Wilson smiles serenely at him for encouraging him to push the chaos of the patient crashing to the back of his mind. House tuts in disgust when it registers with him how clammy the hand he’s wilfully holding is and wipes it down Wilson’s trouser leg to dry it of residue sweat before clasping it in his own again.

“I’m going to take Jimmy off your hands here,” he addresses Thirteen directly. “He’s just dead weight. He’ll only be in the way otherwise. Isn’t that right, huh?” he pulls on Wilson to get some sort of rise out of him, taking his whole arm now. “That’s what all your wives said about you, you know. They have this secret club, see. Even your own mother’s a member.”

“Least I know,” Wilson starts, unaffected by House’s mocking.

“Know what?”

“Enough people for them to form a club,”

“The ‘Wilson’s a Waste-of-Space Foundation,’” House pretends he hasn’t heard him, then invites his fellows to ridicule his best friend as well. “Just as pithy as the Make a Wish Foundation, don’t you think?”

“Don’t you think,” Taub seems unimpressed, but he sizes up Wilson anyway, “that we should be running another differential? Or would you rather we redo all of the tests just to waste our time and hospital resources for good measure? Seizures shouldn’t be conducive to-” but his rant is cut off at the pass.

“Foreman,” House delegates, nodding towards his most competent doctor. “Lead the DDX. We’ll join you in about half an hour.”

“Why, where are you going?” Chase flaps an arm. “She had a seizure!”

“And that’s why I have four supposedly halfway decent doctors to monitor patients so I don’t have to. I can’t help it if she has a seizure. What I can help is figuring out what’s killing her - preferably before she actually dies,” he lectures them heatedly.

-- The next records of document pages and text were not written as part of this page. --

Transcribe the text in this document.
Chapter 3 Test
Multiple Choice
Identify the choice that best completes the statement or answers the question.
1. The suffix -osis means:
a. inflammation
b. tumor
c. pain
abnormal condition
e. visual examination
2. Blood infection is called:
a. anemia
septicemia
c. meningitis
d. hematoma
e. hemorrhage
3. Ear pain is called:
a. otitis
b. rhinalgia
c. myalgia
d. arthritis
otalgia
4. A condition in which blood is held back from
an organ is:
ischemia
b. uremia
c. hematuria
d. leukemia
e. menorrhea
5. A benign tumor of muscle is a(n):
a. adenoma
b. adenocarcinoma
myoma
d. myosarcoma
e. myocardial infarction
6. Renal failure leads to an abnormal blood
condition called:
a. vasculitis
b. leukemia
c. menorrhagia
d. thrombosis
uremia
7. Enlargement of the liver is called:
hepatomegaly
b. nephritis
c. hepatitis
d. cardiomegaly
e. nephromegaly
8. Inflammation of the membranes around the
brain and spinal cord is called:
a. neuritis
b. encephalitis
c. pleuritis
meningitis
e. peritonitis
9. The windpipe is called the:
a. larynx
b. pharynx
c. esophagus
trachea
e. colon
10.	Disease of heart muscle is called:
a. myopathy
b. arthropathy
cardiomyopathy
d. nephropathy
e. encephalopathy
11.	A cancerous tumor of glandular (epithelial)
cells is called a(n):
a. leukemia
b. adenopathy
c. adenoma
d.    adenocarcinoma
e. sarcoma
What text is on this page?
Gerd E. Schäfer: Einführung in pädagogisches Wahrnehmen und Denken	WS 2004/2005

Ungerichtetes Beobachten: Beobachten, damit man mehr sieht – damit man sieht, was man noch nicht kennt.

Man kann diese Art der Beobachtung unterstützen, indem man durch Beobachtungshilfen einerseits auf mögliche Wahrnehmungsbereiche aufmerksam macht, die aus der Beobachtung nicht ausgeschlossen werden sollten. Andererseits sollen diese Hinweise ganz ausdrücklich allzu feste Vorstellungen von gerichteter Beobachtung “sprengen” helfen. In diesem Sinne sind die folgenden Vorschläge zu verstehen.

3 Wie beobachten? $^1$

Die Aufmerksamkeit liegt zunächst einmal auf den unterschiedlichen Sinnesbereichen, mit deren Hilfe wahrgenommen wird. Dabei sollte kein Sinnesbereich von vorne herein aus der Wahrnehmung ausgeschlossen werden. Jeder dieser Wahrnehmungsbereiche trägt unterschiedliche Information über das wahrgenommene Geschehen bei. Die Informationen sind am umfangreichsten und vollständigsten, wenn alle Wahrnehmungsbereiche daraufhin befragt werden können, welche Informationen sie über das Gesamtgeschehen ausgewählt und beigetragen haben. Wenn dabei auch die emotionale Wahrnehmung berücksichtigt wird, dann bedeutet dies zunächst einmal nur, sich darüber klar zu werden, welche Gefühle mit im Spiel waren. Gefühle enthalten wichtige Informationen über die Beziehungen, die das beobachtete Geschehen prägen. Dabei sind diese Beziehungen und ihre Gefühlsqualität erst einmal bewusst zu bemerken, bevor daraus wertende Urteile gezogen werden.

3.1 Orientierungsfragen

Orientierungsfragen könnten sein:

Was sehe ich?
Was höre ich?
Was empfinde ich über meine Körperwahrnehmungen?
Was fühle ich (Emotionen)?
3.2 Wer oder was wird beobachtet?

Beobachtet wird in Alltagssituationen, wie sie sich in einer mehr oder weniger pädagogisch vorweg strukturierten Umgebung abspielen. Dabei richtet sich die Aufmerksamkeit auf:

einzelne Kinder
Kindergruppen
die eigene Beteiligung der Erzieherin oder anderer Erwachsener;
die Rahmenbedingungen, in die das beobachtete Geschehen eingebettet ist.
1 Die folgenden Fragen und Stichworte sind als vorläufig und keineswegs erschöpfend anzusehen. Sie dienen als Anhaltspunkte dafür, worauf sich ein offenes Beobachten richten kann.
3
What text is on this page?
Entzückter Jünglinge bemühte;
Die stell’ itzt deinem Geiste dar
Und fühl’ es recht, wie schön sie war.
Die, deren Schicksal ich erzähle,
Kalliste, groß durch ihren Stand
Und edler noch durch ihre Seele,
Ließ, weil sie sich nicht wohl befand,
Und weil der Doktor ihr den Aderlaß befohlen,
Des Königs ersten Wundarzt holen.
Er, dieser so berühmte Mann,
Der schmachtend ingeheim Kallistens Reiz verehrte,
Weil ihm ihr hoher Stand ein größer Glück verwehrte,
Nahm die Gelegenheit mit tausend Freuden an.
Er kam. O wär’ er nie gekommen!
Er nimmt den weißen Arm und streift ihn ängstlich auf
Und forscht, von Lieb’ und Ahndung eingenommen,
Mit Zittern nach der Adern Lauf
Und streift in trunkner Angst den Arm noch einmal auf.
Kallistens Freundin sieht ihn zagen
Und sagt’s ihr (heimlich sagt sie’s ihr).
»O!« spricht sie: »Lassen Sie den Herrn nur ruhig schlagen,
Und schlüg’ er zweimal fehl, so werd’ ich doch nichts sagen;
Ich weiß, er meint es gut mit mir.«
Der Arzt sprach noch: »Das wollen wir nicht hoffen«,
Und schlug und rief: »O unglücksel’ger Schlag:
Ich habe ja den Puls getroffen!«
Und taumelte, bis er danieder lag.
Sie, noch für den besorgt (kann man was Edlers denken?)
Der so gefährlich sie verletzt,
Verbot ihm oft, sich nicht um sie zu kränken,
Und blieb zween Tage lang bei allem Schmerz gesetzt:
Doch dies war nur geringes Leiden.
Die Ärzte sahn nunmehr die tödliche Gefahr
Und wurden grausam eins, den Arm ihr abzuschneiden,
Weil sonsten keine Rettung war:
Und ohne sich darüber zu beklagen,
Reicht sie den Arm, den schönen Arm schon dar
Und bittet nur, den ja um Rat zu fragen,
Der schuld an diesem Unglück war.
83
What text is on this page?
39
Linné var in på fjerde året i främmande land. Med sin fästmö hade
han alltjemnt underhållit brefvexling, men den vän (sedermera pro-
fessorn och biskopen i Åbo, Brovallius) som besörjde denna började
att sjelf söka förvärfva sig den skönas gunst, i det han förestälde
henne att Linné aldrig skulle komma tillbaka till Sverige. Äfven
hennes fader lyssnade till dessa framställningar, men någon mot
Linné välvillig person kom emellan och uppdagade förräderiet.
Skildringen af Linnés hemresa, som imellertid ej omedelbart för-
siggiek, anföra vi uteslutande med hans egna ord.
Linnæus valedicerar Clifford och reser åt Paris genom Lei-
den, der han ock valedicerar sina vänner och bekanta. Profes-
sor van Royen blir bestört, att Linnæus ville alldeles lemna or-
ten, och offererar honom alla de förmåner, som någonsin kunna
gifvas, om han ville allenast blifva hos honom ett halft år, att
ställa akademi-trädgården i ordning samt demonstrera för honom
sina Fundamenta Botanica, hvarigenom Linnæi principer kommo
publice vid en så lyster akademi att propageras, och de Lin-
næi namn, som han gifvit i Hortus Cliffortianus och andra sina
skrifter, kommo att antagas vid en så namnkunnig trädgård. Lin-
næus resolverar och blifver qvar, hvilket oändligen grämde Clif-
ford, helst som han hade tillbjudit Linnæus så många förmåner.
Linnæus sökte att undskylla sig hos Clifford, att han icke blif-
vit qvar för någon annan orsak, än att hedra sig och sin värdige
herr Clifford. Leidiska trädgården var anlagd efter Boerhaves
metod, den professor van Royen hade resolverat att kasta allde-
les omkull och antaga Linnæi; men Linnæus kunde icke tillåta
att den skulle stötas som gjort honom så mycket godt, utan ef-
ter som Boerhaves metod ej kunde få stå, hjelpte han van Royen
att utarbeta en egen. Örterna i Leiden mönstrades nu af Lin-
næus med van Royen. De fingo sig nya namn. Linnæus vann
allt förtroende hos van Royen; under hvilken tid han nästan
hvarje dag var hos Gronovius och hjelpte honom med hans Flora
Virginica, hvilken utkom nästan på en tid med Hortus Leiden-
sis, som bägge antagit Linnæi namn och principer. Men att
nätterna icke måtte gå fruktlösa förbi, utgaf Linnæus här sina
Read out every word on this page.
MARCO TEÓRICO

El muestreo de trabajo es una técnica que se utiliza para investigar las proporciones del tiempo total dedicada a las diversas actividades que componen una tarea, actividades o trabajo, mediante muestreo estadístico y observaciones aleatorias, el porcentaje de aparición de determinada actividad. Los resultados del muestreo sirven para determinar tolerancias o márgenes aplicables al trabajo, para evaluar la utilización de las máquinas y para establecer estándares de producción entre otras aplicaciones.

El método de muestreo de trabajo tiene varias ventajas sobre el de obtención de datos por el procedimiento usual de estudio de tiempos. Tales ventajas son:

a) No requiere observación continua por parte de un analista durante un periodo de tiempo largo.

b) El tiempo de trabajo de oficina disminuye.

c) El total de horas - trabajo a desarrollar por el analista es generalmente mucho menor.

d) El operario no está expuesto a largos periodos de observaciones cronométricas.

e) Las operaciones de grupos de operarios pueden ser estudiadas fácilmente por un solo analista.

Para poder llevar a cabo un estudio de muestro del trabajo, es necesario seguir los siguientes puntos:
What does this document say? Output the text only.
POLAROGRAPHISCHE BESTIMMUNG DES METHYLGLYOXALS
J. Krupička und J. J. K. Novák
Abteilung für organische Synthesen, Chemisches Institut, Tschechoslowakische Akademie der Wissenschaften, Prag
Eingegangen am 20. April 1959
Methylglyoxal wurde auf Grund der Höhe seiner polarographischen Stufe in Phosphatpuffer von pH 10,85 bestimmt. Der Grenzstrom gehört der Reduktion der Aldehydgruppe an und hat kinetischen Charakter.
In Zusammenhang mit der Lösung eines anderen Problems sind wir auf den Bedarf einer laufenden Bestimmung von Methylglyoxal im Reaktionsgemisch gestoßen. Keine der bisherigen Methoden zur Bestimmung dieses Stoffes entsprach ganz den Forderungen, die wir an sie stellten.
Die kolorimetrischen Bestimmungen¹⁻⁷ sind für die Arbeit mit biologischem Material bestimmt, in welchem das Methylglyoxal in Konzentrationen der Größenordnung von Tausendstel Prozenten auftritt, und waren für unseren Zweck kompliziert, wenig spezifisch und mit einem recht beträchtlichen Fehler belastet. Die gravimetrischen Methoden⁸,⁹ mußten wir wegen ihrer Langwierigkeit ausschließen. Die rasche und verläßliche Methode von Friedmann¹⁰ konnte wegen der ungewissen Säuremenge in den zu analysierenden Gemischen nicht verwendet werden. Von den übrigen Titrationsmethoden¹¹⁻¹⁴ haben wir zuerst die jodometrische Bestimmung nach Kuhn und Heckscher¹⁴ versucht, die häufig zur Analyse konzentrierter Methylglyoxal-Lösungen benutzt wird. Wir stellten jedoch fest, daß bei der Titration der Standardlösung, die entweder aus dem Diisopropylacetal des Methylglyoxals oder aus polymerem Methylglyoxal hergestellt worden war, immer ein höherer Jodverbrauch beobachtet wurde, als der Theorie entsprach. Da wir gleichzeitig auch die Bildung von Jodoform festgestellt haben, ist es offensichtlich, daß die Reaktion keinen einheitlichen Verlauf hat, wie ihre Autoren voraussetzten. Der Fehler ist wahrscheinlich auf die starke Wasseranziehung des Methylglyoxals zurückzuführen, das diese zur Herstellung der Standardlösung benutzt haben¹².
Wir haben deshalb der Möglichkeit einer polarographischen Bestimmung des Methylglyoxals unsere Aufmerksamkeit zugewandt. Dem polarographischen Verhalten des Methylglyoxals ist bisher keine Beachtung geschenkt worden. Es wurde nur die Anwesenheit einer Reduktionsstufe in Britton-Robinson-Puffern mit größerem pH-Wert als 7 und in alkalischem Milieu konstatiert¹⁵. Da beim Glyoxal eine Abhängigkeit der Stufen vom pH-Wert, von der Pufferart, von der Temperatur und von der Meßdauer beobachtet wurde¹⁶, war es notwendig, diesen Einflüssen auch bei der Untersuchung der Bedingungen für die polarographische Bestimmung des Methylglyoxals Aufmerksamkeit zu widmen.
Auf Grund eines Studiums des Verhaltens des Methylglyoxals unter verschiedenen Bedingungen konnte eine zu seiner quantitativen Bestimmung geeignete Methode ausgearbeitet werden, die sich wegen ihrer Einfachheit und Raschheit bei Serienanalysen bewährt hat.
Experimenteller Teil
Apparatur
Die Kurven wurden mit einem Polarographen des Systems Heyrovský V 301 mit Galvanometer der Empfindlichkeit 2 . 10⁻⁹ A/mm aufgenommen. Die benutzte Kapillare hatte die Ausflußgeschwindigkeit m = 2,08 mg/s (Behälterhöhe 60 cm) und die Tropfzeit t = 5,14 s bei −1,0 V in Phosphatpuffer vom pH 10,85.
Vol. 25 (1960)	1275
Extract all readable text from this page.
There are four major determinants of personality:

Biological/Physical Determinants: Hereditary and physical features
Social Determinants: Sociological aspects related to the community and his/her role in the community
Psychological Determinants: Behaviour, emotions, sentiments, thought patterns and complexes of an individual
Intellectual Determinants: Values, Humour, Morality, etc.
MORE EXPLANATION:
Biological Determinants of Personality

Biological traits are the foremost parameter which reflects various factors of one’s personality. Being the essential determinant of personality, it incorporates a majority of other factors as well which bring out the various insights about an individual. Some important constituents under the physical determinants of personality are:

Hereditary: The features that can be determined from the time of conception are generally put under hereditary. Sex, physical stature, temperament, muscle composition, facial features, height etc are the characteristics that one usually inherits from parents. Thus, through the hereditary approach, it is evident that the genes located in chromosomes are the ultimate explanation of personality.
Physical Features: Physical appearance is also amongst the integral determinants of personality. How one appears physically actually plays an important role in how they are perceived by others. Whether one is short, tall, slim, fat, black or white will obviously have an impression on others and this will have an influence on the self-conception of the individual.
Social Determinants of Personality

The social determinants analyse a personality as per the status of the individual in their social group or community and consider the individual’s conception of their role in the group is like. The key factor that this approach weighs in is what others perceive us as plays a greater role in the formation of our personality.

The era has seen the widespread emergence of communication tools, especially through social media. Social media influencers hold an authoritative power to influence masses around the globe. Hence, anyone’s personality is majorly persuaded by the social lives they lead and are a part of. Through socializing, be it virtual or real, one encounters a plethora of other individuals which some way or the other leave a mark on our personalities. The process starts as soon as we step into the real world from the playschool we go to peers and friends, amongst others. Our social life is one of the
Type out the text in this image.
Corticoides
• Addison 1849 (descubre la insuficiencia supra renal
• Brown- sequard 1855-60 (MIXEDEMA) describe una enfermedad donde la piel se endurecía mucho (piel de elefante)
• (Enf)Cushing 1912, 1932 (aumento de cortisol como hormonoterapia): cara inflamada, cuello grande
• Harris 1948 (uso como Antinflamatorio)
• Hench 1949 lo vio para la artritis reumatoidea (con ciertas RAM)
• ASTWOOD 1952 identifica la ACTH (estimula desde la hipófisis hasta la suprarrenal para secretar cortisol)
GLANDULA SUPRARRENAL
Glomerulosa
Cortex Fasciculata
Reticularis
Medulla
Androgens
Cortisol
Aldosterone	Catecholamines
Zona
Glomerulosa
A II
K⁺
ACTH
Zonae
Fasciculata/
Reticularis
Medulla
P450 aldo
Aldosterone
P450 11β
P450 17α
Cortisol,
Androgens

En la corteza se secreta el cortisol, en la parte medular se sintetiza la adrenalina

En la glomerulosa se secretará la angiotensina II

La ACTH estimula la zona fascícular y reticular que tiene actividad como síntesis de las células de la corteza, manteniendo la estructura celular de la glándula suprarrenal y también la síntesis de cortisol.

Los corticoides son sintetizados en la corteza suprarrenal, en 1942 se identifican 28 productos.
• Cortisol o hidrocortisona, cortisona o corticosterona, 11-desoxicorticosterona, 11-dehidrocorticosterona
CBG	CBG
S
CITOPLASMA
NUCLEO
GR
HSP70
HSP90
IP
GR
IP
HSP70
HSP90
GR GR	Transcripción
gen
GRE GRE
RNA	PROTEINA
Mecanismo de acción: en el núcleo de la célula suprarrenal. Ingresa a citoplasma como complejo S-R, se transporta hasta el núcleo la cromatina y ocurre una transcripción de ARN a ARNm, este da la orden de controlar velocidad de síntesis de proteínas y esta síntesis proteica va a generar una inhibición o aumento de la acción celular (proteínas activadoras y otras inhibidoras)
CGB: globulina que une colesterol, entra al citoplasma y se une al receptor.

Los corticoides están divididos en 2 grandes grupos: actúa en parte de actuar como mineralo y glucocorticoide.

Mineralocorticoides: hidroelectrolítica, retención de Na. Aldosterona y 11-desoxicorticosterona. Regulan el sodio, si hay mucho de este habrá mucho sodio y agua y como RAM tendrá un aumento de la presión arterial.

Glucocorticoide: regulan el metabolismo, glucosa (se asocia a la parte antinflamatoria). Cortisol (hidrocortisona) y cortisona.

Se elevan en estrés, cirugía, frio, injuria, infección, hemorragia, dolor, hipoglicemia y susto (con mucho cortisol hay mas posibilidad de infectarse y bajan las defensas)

“Now you can either stay here arguing with me until she does seize again or you can argue productively with each other to remind me why I hired you all in the first place. Go,” he spits with finality, reserving a hard glare for each of them as they retreat from the room in single file, obediently but reluctantly.

“Where are we going?” Wilson dares to speak up when he finds them alone save for Dana in the room.

House looks him dead in the eye, pivots and stumps out of the room wordlessly. Wilson blinks in confusion before skidding across the polished floor after him.

“House! House, where are we going?”

But the diagnostician strides on deliberately and unevenly down the corridor, completely and fervently indifferent to him.

“Aw, House just tell me!” Wilson huffs and then stops dead in his tracks. He crosses his arms and snaps petulantly after him, “Fine then. I - I’m not following you this time!”

Still, House limps onward.

But Wilson’s coup d’état gives way to curiosity within seconds. The linoleum screeches under his shoes when he starts forward in an impressive sprint, covering the distance between them in next to no time. He pulls on House’s elbow, shucking and shaking him and hoping the explanation will tumble right out of his mouth and put pay to the suspense.
But his efforts, however annoying, are to no avail.